The news that Newsweek had been sold to IBT Media was received by most of the media world over the weekend as the final, clinching evidence of the magazine's abasement. To be handed off to a publisher that even most people in the news business had never heard of was the most ignoble of ends for an iconic magazine that had been around for more than 80 years.

But while IBT may fly under the radar -- and the generic name and look of its flagship website, International BusinessTimes, surely has something to do with that -- it's not exactly a flyspeck. The seven-year-old company has about 200 employees worldwide. By way of comparison, that's more people than worked for the Huffington Post when AOL bought it in 2011 for $315 million. It occupies expansive old-media-style offices in Manhattan's Financial District, which I saw last summer when I first met its cofounders, CEO Etienne Uzac and chief content officer Johnathan Davis. Perhaps not quite coincidentally, the space's previous tenant was Newsweek.

While its monthly audience is small for a publication with global ambitions -- 7 million visitors domestically and 13 million worldwide, according to Quantcast -- IBT has been profitable since 2010 and was able to make the purchase without taking on outside investors, something Uzac and Davis have assiduously avoided to this point.

"People asking us, 'How did you fund the acquisition of Newsweek? You must have outside backers, right?'" Uzac told me when we spoke this morning.  "Well, as we told you in the previous interviews, we are indeed a bootstrapped company."
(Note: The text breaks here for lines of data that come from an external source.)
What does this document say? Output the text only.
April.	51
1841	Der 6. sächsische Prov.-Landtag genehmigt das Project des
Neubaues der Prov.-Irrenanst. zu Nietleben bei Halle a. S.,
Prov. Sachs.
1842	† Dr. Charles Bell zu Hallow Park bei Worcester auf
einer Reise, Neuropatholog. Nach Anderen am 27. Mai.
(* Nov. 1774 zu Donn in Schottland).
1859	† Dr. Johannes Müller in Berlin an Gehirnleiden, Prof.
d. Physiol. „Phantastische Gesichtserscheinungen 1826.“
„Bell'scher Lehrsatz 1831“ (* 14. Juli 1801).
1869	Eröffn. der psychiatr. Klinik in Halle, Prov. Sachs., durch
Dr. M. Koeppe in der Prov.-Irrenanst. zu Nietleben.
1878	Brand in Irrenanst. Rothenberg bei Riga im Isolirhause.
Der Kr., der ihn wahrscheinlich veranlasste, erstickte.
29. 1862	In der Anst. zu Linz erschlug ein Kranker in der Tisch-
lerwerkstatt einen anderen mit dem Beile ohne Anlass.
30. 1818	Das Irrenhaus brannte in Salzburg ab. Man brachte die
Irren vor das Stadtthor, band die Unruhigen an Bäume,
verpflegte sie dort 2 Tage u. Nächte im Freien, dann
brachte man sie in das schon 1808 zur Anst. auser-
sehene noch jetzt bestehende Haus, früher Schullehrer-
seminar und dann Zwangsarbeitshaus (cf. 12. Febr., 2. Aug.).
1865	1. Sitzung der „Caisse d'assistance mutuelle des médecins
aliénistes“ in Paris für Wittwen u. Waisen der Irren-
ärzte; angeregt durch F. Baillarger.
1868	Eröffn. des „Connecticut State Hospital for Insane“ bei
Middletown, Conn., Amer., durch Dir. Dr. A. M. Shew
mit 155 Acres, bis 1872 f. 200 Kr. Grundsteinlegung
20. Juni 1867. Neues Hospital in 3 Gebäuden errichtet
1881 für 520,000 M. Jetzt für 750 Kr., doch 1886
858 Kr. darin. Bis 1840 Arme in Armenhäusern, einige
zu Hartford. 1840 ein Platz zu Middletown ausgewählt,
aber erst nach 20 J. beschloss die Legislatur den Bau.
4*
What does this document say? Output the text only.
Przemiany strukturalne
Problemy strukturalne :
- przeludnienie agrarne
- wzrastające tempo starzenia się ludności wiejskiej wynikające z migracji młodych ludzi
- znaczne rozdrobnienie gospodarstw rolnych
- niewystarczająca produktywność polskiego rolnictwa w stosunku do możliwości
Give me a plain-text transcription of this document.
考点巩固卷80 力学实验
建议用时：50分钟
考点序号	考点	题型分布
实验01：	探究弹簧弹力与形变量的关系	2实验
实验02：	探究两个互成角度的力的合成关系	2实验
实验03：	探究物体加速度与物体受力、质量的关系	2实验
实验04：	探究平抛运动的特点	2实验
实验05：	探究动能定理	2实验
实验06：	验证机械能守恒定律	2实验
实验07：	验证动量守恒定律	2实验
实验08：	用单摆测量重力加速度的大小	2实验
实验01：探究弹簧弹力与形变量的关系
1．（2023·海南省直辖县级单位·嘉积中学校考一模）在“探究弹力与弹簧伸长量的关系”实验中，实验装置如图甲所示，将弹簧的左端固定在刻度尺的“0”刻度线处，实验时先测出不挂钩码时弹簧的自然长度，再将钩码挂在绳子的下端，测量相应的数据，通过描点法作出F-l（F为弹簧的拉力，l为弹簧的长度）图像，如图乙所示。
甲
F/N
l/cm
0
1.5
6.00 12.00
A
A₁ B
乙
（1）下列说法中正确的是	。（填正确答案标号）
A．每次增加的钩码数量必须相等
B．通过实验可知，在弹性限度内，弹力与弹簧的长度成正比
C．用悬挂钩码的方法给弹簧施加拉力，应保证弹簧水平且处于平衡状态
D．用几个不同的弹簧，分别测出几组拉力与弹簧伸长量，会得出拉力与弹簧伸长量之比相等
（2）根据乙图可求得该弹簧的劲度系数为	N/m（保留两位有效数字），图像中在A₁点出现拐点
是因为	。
Doubt that IBT could be paying for all of its hiring and real estate with nothing more than the ads it serves to 13 million readers has been fueled by reports of the founders' close ties to Korean religious leader David Jang, Olivet University and the World Evangelical Alliance. The fact that neither Uzac nor Etienne had any background in news, media or publishing before starting the site also seemed odd. While they've acknowledged some business connections, Uzac and Davis have repeatedly denied, to me and to other reporters, that anyone but them has an ownership stake in IBT Media.

"We've had to focus on being an efficient company, very concentrated on the revenue side as well as on expenses," says Uzac, explaining what the conspiracy theorists are missing. "And right now, Johnathan and I are still the only two co-owners of the company. That's a choice. It has its advantages and its disadvantages."

Etienne and Uzac say there were several things that appealed to them about Newsweek. While a certain degree of stealth has served their purposes in the U.S., having a brand with widespread name recognition is more important in other markets they're trying to establish themselves in, particularly in east Asia, they say. Newsweek's mixture of subscription and advertising revenues is also something they're hoping to be able to replicate with other products; currently, IBT's only income stream is advertising.

Then, of course, there was the price. Last time Newsweek changed hands, it was for the sum of $1 plus the assumption of subscription liabilities. Those liabilities are less now, Newsweek having shed many of its readers, so there's no reason to think Davis and Uzac weren't able to get it for even less.

"We won't comment on the specific terms of the deal, but as a fast-growing, bootstrapped company, we were able to purchase it," says Uzac.